Nationwide Building Society has agreed the acquisition of Virgin Money, valued at £2.9 billion that will shake up the UK market by providing a large rival to other major lenders.
While nothing has been finalised, the offer is expected to see the two brands continue to be run as separate entities and no material change to the size of Virgin Money’s 7,300 workforce is expected either.
But this acquisition and the Barclays purchase of Tesco bank in early 2023 may not be all they are cracked up to be.
The all-cash offer of 220p per Virgin Money share represented a premium of 38% to Virgin Money’s share price.
However, the acquisition, apart from anything else, shows that challenger banks haven’t really lived up to their name.
Virgin Money was the largest. Judging from its low return on equity, at under 10% despite its reasonable cost to income ratio of 52%, it lacked scale in a highly competitive market.
The company tried to consolidate the market with the acquisition of Clydesdale and Yorkshire Bank in 2018, but integration went slower than hoped.
With a cost of equity in the teens, Virgin Money was destroying shareholder value. Even with the 38% jump in the shares seen since the announcement, the stock price has been moving sideways for five years.
Nationwide’s proposed cash offer represents a 40% premium to the three-month average price. That may look healthy. But Nationwide isn’t really stumping up much to become the UK’s number two retail bank in terms of mortgages and savings.
The offer pegs the bank at a valuation of 0.6 times tangible book value. Barclays paid a similar multiple for Tesco Bank, a fraction of the size.
Virgin Money has more than 3% of the mortgage market and 8.6% of the credit card market. It also has £14 billion of excess capital, enough to cover 150% of 30-day outflows from its deposits…in other words is gone cheap.
“The announcement this morning represents a continuation of the trend of consolidation in the mid-tier banking market. A number of the full service mid-tier banks continue to find themselves stuck in a catch-22 hence the recent uptick in dealmaking,” explains Simon Kent, Global Head of Financial Services at Kearney.

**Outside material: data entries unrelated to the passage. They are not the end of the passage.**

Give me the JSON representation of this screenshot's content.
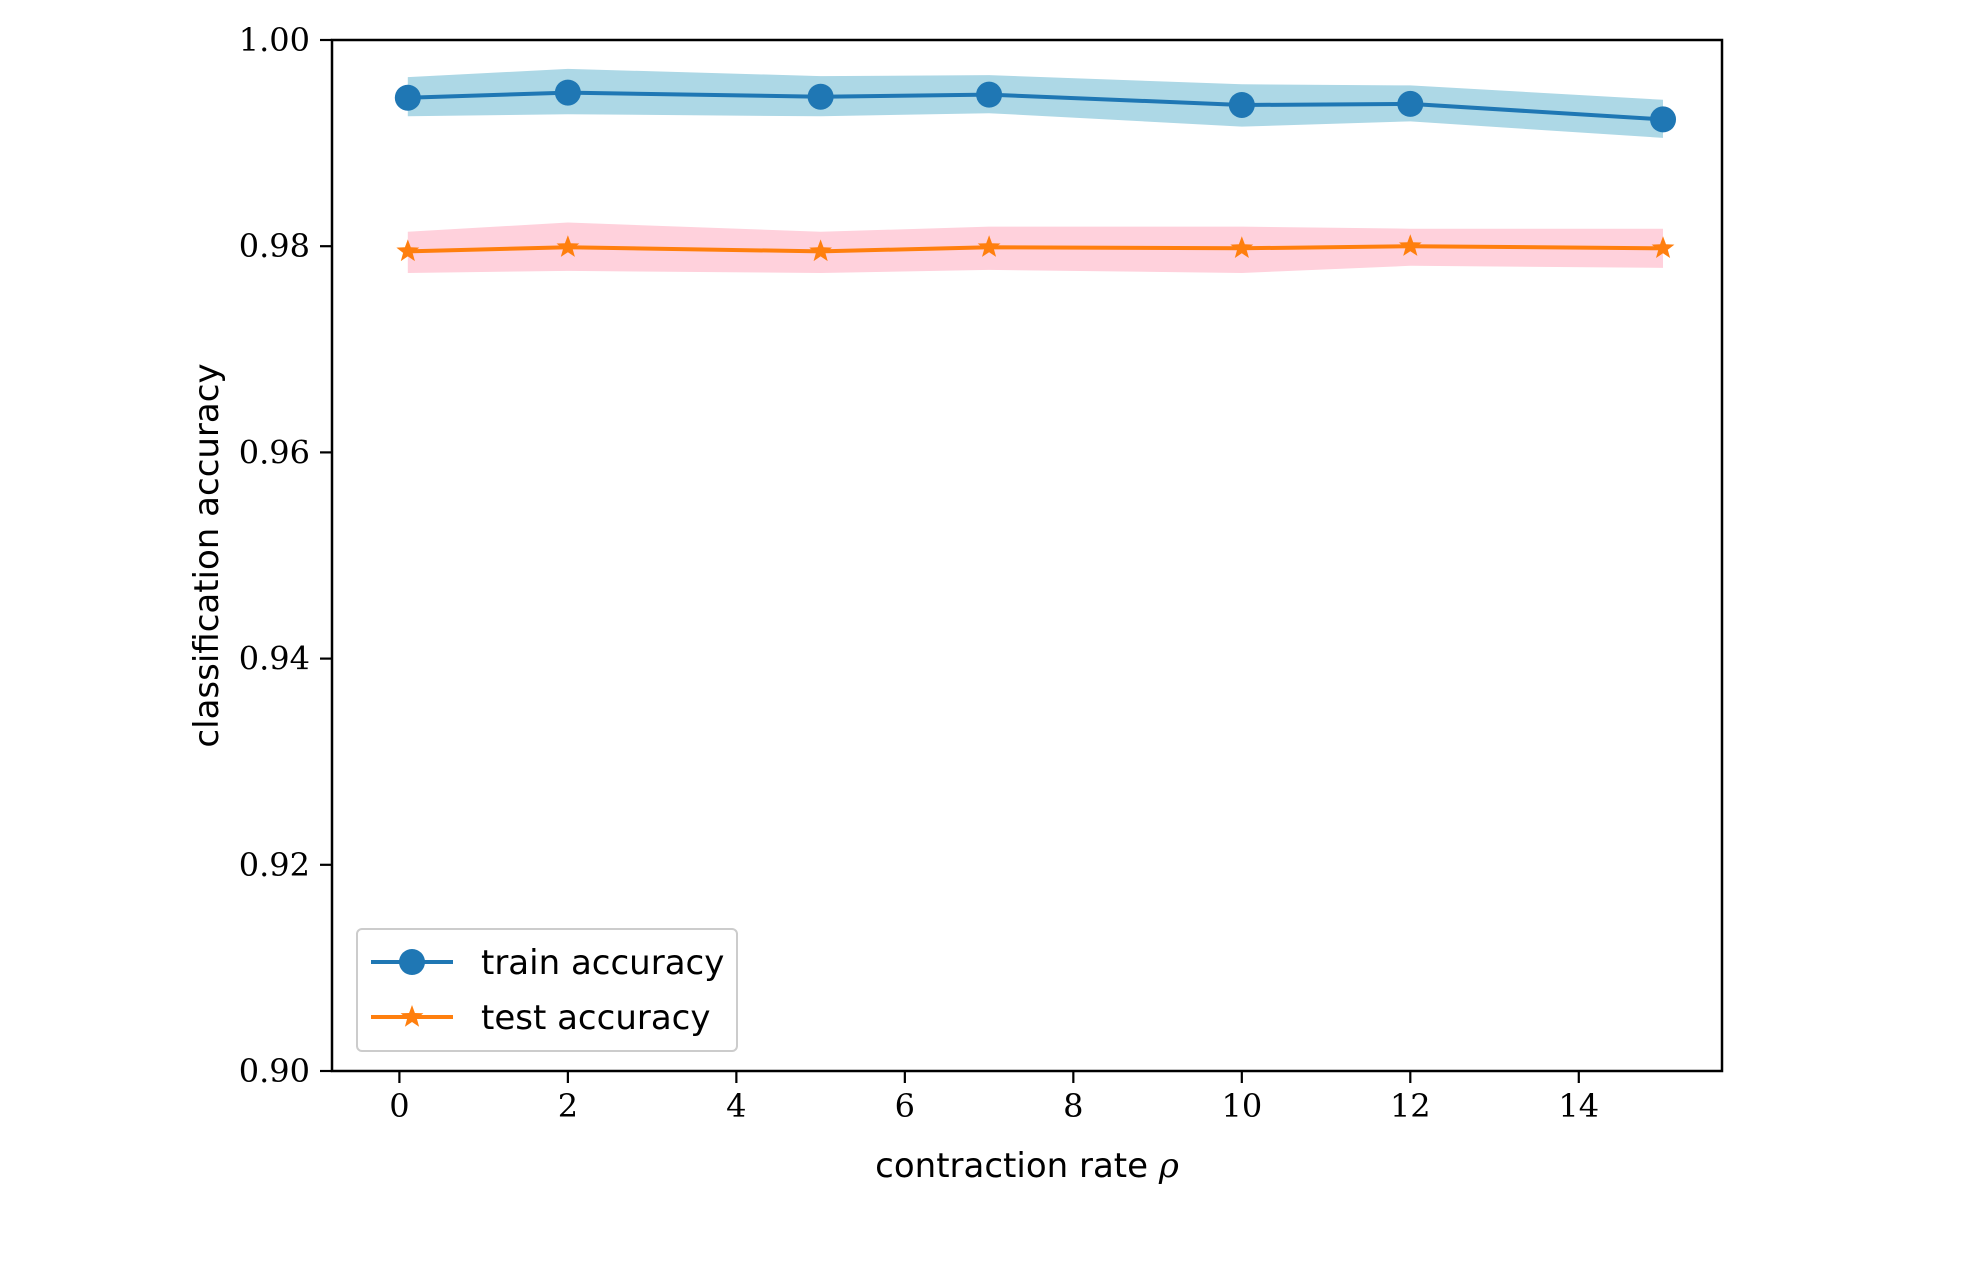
{
  "chart_data": {
    "type": "line",
    "xlabel": "contraction rate ",
    "xlabel_symbol": "ρ",
    "ylabel": "classification accuracy",
    "xlim": [
      -0.8,
      15.7
    ],
    "ylim": [
      0.9,
      1.0
    ],
    "xticks": [
      0,
      2,
      4,
      6,
      8,
      10,
      12,
      14
    ],
    "yticks": [
      0.9,
      0.92,
      0.94,
      0.96,
      0.98,
      1.0
    ],
    "ytick_labels": [
      "0.90",
      "0.92",
      "0.94",
      "0.96",
      "0.98",
      "1.00"
    ],
    "grid": false,
    "legend_position": "lower-left",
    "x": [
      0.1,
      2,
      5,
      7,
      10,
      12,
      15
    ],
    "series": [
      {
        "name": "train accuracy",
        "marker": "circle",
        "color": "#1f77b4",
        "band_color": "#add8e6",
        "values": [
          0.9944,
          0.9949,
          0.9945,
          0.9947,
          0.9937,
          0.9938,
          0.9923
        ],
        "upper": [
          0.9964,
          0.9972,
          0.9965,
          0.9966,
          0.9957,
          0.9956,
          0.9942
        ],
        "lower": [
          0.9926,
          0.9928,
          0.9926,
          0.9929,
          0.9916,
          0.9921,
          0.9905
        ]
      },
      {
        "name": "test accuracy",
        "marker": "star",
        "color": "#ff7f0e",
        "band_color": "#ffd1dc",
        "values": [
          0.9795,
          0.9799,
          0.9795,
          0.9799,
          0.9798,
          0.98,
          0.9798
        ],
        "upper": [
          0.9814,
          0.9823,
          0.9814,
          0.9819,
          0.9819,
          0.9817,
          0.9817
        ],
        "lower": [
          0.9774,
          0.9776,
          0.9774,
          0.9777,
          0.9774,
          0.9781,
          0.9779
        ]
      }
    ]
  }
}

“On one hand, they’re unable to compete with the sheer size and customer base of the clearing banks, and on the other, many do not have the speciality or uniqueness that allows them to differentiate.
Particularly for companies where banking is not one of their core activities, selling the banking arm of their business allows them to reallocate capital to support core businesses.
From the perspective of the bigger banks, the opportunity to acquire these mid-tier institutions gives them access to not only customers, but also talent and tools which would take time and investment to replicate.”
The expanded company will become the country’s second largest mortgage and savings group by market share, should a takeover proceed.
Nationwide chief executive said: “Importantly, Nationwide will remain a building society, and a combined group would bring the benefits of fairer banking and mutual ownership to more people in the UK, including our continuing commitment to retain existing branches, as part of our ‘Branch Promise’ and leading levels of customer service.
“We believe the combination would create a stronger and more diverse business that will be better placed to deliver value to our members and customers, both now and in the future,” said Debbie Crosbie, CEO, Nationwide Building Society.
“The board of Virgin Money is pleased that Nationwide recognises the considerable strengths and opportunities that exist across our business, with the potential acquisition delivering attractive value for our shareholders,” concluded David Bennett, Chairman, Virgin Money.